The G20 (Group of Twenty) has ‘unanimously adopted’ a September 2023 joint paper on crypto regulation by the International Monetary Fund (IMF) and the Financial Stability Board (FSB). This event took place in Morocco on Thursday. The G20 is an intergovernmental forum comprising 19 sovereign countries, the European Union and the African Union.
The fourth and final meeting of the G20 Finance Ministers and Central Bank Governors (FMCBGs) under the Indian Presidency is ongoing (Thursday- Friday) at Marrakech, Morocco, on the sidelines of the International Monetary Fund-World Bank Annual Meetings.
According to a press release on Friday morning, the FMCBGs have adopted the G20 Roadmap on crypto assets. This detailed and action-oriented roadmap will help coordinate global policy as well as develop mitigating strategies and regulations on crypto assets. It also takes into consideration the specific implications on Emerging Markets and Developing Economies (EMDEs).
The G20 states:
“We call for swift and coordinated implementation of the G20 Roadmap, including implementation of policy frameworks; outreach beyond G20 jurisdictions; global coordination, cooperation and information sharing; and addressing data gaps.”
The IMF-FSB paper
The International Monetary Fund (IMF) and the Financial Stability Board (FSB) released a paper in September titled “IMF-FSB Synthesis Paper: Policies for Crypto-Assets.“
The IMF-FSB paper advocates for comprehensive oversight of crypto instead of a blanket ban. Its high-level recommendations include cross-border cooperation and information sharing between regulators, a demand for comprehensive governance and risk management frameworks for crypto companies, and a guarantee of access to relevant data provided by companies to the authorities.
According to the paper, the first review of the proposed measures’ implementation status should happen by the end of 2025.
What the G20 adoption could mean
Regulators worldwide have been calling for a global framework on crypto recently in order to avoid the possibility of regulatory arbitrage and inconsistencies.
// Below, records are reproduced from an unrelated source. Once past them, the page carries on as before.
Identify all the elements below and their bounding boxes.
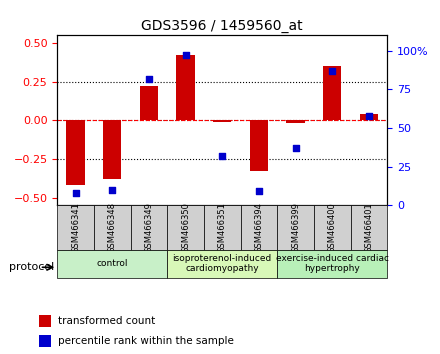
FancyBboxPatch shape [277, 250, 387, 278]
Text: GSM466349: GSM466349 [144, 202, 154, 253]
Text: transformed count: transformed count [59, 316, 156, 326]
Point [182, 53, 189, 58]
Point [365, 113, 372, 119]
Point [255, 189, 262, 194]
Text: control: control [96, 259, 128, 268]
Text: GSM466351: GSM466351 [218, 202, 227, 253]
Bar [103, 120, 121, 179]
Bar [360, 114, 378, 120]
Text: GSM466394: GSM466394 [254, 202, 264, 253]
Point [145, 76, 152, 81]
Bar [39, 315, 51, 327]
Bar [39, 335, 51, 347]
FancyBboxPatch shape [314, 205, 351, 250]
Text: GSM466400: GSM466400 [328, 202, 337, 253]
Bar [286, 120, 305, 124]
FancyBboxPatch shape [94, 205, 131, 250]
Point [329, 68, 336, 74]
Point [219, 153, 226, 159]
Text: GSM466401: GSM466401 [364, 202, 374, 253]
FancyBboxPatch shape [131, 205, 167, 250]
Text: GSM466350: GSM466350 [181, 202, 190, 253]
FancyBboxPatch shape [57, 250, 167, 278]
FancyBboxPatch shape [277, 205, 314, 250]
Bar [213, 120, 231, 122]
Bar [176, 56, 195, 120]
FancyBboxPatch shape [241, 205, 277, 250]
Text: exercise-induced cardiac
hypertrophy: exercise-induced cardiac hypertrophy [276, 254, 389, 273]
Point [72, 190, 79, 196]
Bar [250, 120, 268, 171]
Bar [140, 86, 158, 120]
FancyBboxPatch shape [57, 205, 94, 250]
Bar [323, 66, 341, 120]
Text: isoproterenol-induced
cardiomyopathy: isoproterenol-induced cardiomyopathy [172, 254, 272, 273]
Point [292, 145, 299, 151]
Text: GSM466348: GSM466348 [108, 202, 117, 253]
Title: GDS3596 / 1459560_at: GDS3596 / 1459560_at [141, 19, 303, 33]
Text: GSM466341: GSM466341 [71, 202, 80, 253]
FancyBboxPatch shape [167, 205, 204, 250]
FancyBboxPatch shape [167, 250, 277, 278]
Bar [66, 120, 85, 185]
Text: percentile rank within the sample: percentile rank within the sample [59, 336, 235, 346]
Text: GSM466399: GSM466399 [291, 202, 300, 253]
FancyBboxPatch shape [351, 205, 387, 250]
Text: protocol: protocol [9, 262, 54, 272]
Point [109, 187, 116, 193]
FancyBboxPatch shape [204, 205, 241, 250]
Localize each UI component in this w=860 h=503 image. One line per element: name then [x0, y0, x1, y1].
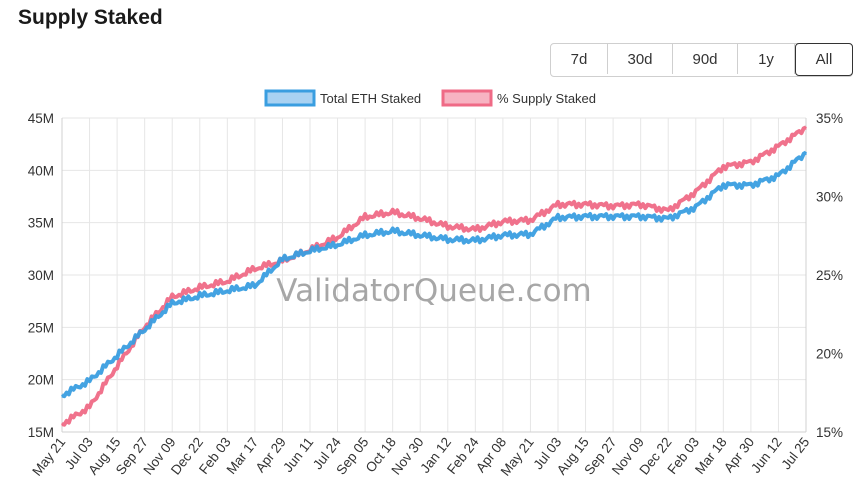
data-point-total-eth	[254, 284, 256, 287]
y-axis-right: 15% 20% 25% 30% 35%	[816, 111, 843, 440]
data-point-pct-supply	[88, 406, 91, 408]
y-left-tick-label: 15M	[28, 425, 54, 440]
data-point-pct-supply	[722, 165, 725, 168]
data-point-pct-supply	[447, 225, 449, 228]
y-left-tick-label: 25M	[28, 320, 54, 335]
data-point-total-eth	[336, 243, 339, 246]
y-right-tick-label: 30%	[816, 190, 843, 205]
data-point-total-eth	[226, 289, 229, 292]
y-left-tick-label: 45M	[28, 111, 54, 126]
x-tick-label: Jun 12	[748, 435, 785, 476]
series-line-pct-supply	[61, 125, 807, 427]
data-point-pct-supply	[391, 211, 394, 213]
data-point-pct-supply	[364, 216, 366, 218]
range-button-all[interactable]: All	[795, 43, 853, 76]
data-point-pct-supply	[502, 220, 504, 223]
data-point-total-eth	[584, 215, 587, 218]
data-point-pct-supply	[612, 205, 614, 207]
data-point-total-eth	[722, 184, 725, 186]
data-point-total-eth	[281, 258, 284, 261]
legend-swatch-pct[interactable]	[441, 89, 493, 107]
data-point-total-eth	[61, 394, 63, 397]
data-point-total-eth	[391, 230, 394, 232]
data-point-pct-supply	[777, 145, 780, 148]
x-tick-label: Jun 11	[280, 435, 316, 475]
data-point-pct-supply	[61, 423, 63, 425]
data-point-total-eth	[171, 302, 173, 305]
legend-label-pct[interactable]: % Supply Staked	[497, 91, 596, 106]
data-point-total-eth	[502, 234, 504, 236]
y-left-tick-label: 20M	[28, 373, 54, 388]
range-button-90d[interactable]: 90d	[673, 44, 738, 74]
y-right-tick-label: 35%	[816, 111, 843, 126]
y-right-tick-label: 15%	[816, 425, 843, 440]
x-tick-label: Jul 25	[778, 435, 812, 473]
data-point-total-eth	[612, 215, 614, 218]
data-point-pct-supply	[116, 365, 118, 367]
watermark: ValidatorQueue.com	[276, 273, 591, 309]
chart-grid	[61, 117, 807, 433]
series-line-total-eth	[61, 150, 807, 399]
y-axis-left: 15M 20M 25M 30M 35M 40M 45M	[28, 111, 54, 440]
legend-label-eth[interactable]: Total ETH Staked	[320, 91, 421, 106]
data-point-pct-supply	[199, 286, 201, 289]
data-point-total-eth	[419, 234, 422, 236]
data-point-total-eth	[557, 216, 559, 219]
data-point-pct-supply	[226, 280, 229, 283]
x-tick-label: May 21	[29, 435, 68, 479]
data-point-total-eth	[199, 295, 201, 297]
data-point-pct-supply	[750, 161, 752, 163]
data-point-total-eth	[447, 238, 449, 241]
data-point-pct-supply	[474, 228, 477, 231]
data-point-pct-supply	[336, 236, 339, 239]
page-title: Supply Staked	[18, 6, 163, 29]
data-point-total-eth	[750, 184, 752, 186]
data-point-total-eth	[667, 217, 669, 220]
data-point-pct-supply	[529, 219, 532, 221]
data-point-total-eth	[116, 354, 118, 357]
plot-area	[61, 125, 807, 427]
data-point-total-eth	[639, 215, 642, 218]
data-point-pct-supply	[695, 191, 697, 193]
range-button-30d[interactable]: 30d	[608, 44, 673, 74]
chart-legend: Total ETH Staked % Supply Staked	[264, 89, 596, 107]
data-point-total-eth	[364, 234, 366, 236]
data-point-pct-supply	[667, 209, 669, 212]
data-point-total-eth	[805, 151, 807, 154]
data-point-pct-supply	[171, 296, 173, 298]
y-left-tick-label: 40M	[28, 163, 54, 178]
data-point-total-eth	[88, 379, 91, 382]
data-point-total-eth	[695, 206, 697, 208]
data-point-total-eth	[529, 233, 532, 235]
y-left-tick-label: 30M	[28, 268, 54, 283]
range-button-1y[interactable]: 1y	[738, 44, 795, 74]
data-point-total-eth	[309, 250, 311, 252]
time-range-selector: 7d 30d 90d 1y All	[550, 43, 853, 77]
data-point-pct-supply	[639, 203, 642, 206]
data-point-total-eth	[143, 328, 146, 331]
data-point-pct-supply	[254, 267, 256, 270]
data-point-total-eth	[474, 239, 477, 242]
y-left-tick-label: 35M	[28, 216, 54, 231]
y-right-tick-label: 25%	[816, 268, 843, 283]
legend-swatch-eth[interactable]	[264, 89, 316, 107]
data-point-pct-supply	[805, 126, 807, 129]
data-point-pct-supply	[584, 203, 587, 206]
y-right-tick-label: 20%	[816, 347, 843, 362]
range-button-7d[interactable]: 7d	[551, 44, 608, 74]
data-point-pct-supply	[557, 203, 559, 206]
data-point-pct-supply	[419, 217, 422, 220]
data-point-total-eth	[777, 174, 780, 177]
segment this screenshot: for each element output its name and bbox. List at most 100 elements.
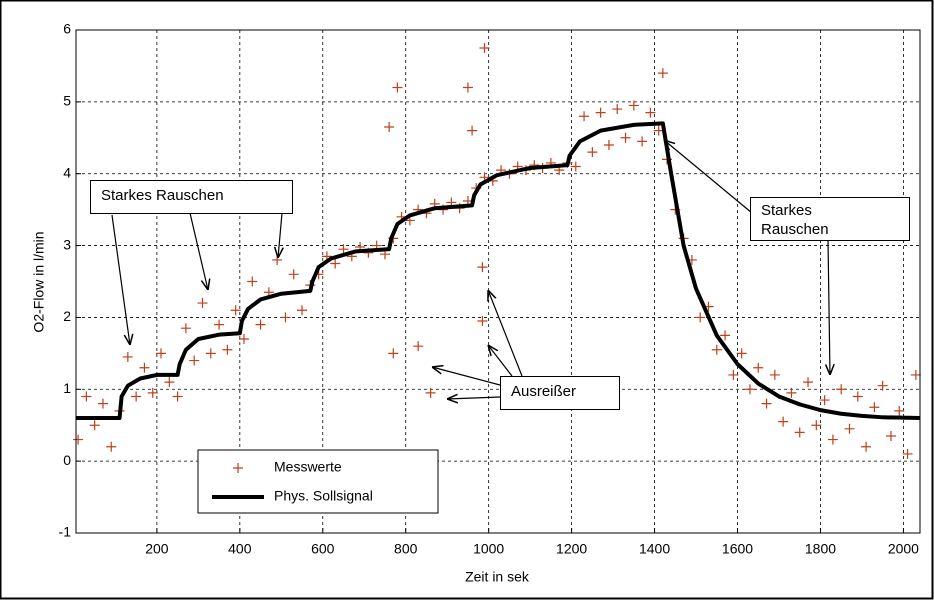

But how effective can these recommendations be in sovereign countries? That’s up for debate.
The G20 move marks a notable step towards a global consensus on the need to address the ever-evolving digital currency landscape. However, it’s crucial to understand that this decision is, in essence, a recommendation rather than a binding mandate on member states.
The Synthesis Paper, drafted by the IMF and FSB, serves as a comprehensive overview of principles which include ensuring financial stability, safeguarding against money laundering and illicit financing, and fostering innovation in the digital currency space.
However, it’s crucial to note that this adoption is not legally binding. While G20 member states may choose to incorporate the recommended principles into their national regulatory frameworks, they are not obligated to do so.
The adoption serves more as a collective recognition of the importance of addressing cryptocurrency issues at the global level. The fact that the Synthesis Paper is a recommendation highlights the sovereignty of G20 member states in determining their regulatory paths. Each nation may consider its unique economic and security concerns when addressing cryptocurrencies.
In summary, the G20’s unanimous adoption of the IMF-FSB Synthesis Paper on crypto regulation is a positive step towards harmonizing global approaches to digital assets. However, it’s essential to recognize that this action remains non-binding, leaving individual member states with the ultimate decision-making power regarding how they regulate cryptocurrencies within their borders.
For instance, in Nigeria, the Central Bank of Nigeria, the Securities and Exchanges Commission, and the National Information Technology Development Agency (NITDA) are all coming up with conflicting frameworks for blockchain and cryptocurrencies.
The journey towards comprehensive global cryptocurrency regulation is still in its early stages, and much work lies ahead to bridge regulatory gaps and ensure the stability and security of the digital financial landscape.